Vision Zero campaign launched by City of Toronto reminds road users of reduced visibility

Vision Zero campaign. Image credit: @cityoftoronto

#VisionZeroCampaign; #Toronto; #DaylightSavingTime; #ReducedVisibility

Toronto/CMEDIA: Vision Zero campaign launched by the City of Toronto reportedly reminds all road users to stay alert as daylight saving time comes to an end this Sun Nov 5 at 2 a.m.

With daylight saving time coming to an end and with fewer daylight hours visibility for all road users in the evening gets reduced.

During the evening commute hours in Toronto from November to March, pedestrian collisions increase by more than 30 percent.

To create awareness of the increased risks faced by people due to reduced daylight hours when walking and cycling, the City has launched a public education campaign promoting road safety to remindToronto residents and visitors to be aware of other road users especially when driving as they share the city’s streets.

For the convenience of the residents, this campaign would be featured on billboards on the back of buses and transit shelters, on television and radio and in print and social media ads until December 3. 

The campaign will also be visible on taxi tops in the downtown core and in high-volume parking garages throughout the city.

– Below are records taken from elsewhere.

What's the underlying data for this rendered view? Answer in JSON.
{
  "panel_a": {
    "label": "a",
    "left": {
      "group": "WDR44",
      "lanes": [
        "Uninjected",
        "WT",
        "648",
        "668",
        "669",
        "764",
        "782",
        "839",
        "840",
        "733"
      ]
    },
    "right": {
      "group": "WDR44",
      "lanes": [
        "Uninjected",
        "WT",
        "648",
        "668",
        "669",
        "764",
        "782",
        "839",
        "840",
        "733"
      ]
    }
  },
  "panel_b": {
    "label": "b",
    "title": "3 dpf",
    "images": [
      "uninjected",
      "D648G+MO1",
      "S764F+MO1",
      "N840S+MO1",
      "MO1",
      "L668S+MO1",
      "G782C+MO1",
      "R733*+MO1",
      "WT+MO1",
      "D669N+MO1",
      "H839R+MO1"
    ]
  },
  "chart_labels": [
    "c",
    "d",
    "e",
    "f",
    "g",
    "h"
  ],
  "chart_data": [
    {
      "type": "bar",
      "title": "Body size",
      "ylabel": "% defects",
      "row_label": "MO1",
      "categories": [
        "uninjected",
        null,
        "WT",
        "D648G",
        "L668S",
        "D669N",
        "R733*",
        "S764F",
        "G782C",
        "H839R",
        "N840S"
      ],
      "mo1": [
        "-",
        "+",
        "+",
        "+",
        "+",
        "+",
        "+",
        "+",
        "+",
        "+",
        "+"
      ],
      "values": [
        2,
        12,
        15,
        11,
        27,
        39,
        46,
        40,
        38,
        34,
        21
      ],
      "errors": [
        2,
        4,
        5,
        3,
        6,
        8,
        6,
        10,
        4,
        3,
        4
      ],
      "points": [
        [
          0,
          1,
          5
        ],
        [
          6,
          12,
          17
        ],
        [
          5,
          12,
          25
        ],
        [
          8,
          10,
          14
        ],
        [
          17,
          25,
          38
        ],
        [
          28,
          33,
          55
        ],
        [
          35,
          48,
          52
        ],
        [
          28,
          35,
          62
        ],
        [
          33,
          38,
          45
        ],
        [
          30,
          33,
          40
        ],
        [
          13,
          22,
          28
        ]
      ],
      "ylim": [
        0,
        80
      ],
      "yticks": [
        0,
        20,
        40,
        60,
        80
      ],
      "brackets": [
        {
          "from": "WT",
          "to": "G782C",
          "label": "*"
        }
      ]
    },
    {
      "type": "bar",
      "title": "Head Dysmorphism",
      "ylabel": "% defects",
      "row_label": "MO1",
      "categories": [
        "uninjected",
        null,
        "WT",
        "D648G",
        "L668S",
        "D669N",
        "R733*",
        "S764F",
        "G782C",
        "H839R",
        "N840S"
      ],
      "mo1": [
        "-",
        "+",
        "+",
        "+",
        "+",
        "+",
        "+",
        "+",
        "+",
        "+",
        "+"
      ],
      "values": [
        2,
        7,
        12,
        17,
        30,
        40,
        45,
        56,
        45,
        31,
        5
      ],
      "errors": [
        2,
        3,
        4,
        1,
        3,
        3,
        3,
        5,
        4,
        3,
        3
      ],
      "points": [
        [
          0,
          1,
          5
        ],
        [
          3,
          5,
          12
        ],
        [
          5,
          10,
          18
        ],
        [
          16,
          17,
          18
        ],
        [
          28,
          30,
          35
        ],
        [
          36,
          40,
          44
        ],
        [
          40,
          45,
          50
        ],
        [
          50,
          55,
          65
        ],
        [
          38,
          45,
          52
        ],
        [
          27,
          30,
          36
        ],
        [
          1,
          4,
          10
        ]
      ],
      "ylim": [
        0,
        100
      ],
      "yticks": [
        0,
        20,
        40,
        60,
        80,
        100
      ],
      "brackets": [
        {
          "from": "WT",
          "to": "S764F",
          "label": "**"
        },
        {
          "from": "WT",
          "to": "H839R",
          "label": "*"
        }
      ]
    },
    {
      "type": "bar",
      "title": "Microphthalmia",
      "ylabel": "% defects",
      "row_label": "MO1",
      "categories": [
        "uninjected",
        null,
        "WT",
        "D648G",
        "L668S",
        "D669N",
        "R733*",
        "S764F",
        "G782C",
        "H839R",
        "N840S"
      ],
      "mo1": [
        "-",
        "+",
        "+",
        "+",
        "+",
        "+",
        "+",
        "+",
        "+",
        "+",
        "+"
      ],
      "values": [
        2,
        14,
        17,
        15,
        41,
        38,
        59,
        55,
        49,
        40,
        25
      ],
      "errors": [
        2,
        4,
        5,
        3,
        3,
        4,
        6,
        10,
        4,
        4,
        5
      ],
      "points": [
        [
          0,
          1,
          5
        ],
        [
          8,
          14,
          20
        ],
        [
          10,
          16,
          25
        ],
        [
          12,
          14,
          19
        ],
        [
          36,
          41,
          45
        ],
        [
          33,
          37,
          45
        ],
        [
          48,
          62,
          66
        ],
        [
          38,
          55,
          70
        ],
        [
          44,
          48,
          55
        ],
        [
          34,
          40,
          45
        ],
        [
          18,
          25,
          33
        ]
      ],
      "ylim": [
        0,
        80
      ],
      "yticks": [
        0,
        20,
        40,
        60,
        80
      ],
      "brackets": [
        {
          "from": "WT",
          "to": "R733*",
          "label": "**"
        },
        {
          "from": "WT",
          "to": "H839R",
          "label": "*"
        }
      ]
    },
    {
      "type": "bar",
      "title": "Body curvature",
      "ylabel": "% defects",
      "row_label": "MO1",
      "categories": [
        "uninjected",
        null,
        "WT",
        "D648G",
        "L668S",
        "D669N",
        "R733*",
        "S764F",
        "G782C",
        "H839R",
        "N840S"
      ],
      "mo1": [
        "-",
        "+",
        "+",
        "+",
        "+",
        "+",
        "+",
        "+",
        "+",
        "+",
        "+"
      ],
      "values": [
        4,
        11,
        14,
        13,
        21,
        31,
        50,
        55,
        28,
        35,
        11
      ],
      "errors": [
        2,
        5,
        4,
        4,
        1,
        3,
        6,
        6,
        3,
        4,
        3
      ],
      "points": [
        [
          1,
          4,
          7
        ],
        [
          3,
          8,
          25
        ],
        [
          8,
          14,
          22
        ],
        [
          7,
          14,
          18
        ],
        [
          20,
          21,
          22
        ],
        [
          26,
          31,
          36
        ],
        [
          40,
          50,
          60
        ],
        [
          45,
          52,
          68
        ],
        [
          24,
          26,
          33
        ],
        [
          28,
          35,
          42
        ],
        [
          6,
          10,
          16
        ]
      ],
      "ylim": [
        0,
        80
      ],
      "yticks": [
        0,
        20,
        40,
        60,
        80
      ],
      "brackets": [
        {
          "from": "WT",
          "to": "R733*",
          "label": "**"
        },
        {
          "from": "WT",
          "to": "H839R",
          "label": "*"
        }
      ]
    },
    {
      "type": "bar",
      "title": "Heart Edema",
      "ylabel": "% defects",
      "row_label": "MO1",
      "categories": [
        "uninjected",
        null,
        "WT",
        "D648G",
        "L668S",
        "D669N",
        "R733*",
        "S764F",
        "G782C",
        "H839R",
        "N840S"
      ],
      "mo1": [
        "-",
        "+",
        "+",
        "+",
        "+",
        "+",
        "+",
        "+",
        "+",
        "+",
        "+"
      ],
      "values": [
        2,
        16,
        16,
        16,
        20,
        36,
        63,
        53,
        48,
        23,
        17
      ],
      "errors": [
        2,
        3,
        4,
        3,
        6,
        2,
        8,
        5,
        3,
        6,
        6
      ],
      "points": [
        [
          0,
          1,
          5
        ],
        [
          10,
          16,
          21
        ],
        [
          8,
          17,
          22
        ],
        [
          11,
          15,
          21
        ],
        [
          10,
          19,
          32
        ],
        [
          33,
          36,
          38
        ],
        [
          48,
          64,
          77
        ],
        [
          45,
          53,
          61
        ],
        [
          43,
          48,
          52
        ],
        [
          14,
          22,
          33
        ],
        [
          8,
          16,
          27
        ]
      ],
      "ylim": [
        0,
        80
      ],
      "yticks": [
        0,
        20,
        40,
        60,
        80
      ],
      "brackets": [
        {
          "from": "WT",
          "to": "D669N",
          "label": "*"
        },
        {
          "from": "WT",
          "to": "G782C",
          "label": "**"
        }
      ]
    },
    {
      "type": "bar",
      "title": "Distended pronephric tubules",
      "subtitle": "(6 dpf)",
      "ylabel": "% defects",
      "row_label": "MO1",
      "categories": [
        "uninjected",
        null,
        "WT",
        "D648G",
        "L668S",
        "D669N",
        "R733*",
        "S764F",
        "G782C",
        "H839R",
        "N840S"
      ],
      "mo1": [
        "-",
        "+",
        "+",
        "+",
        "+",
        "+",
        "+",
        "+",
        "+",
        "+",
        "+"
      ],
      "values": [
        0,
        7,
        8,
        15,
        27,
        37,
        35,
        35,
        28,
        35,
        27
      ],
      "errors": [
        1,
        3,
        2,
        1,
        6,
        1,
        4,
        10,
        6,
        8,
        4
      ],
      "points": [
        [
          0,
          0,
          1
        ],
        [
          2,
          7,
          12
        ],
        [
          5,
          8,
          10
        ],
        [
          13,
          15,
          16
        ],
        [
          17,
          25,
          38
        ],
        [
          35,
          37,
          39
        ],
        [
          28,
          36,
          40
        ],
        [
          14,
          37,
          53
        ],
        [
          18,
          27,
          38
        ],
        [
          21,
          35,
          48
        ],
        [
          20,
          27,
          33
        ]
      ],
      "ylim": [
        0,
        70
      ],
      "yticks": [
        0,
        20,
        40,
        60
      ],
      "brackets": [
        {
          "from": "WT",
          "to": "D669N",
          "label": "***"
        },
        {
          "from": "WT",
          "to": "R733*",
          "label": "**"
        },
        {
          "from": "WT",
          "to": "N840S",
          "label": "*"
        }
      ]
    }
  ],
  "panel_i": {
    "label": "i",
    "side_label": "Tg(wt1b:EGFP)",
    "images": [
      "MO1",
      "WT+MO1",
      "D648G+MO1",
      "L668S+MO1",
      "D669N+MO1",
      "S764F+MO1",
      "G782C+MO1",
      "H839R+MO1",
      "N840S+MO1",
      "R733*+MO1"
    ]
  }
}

As reduced visibility results in people and objects on the road harder to see, the City is asking drivers to follow  important safety tips including staying alert, slowing down when driving, turn slowly and look for other road users, ensuring proper functioning of vehicle headlights and signal lights, obeying speed limits, approaching all crosswalks, intersections, transit stops with caution, allow plenty of time to reach your destination and plan your route in advance.

As a comprehensive action plan, the Vision Zero Road Safety Plan aims to reduce traffic-related fatalities and serious injuries on Toronto’s streets. With more than 50 safety measures across seven emphasis areas, the plan prioritizes the safety of Toronto’s most vulnerable road users including schoolchildren, older adults, pedestrians and people cycling.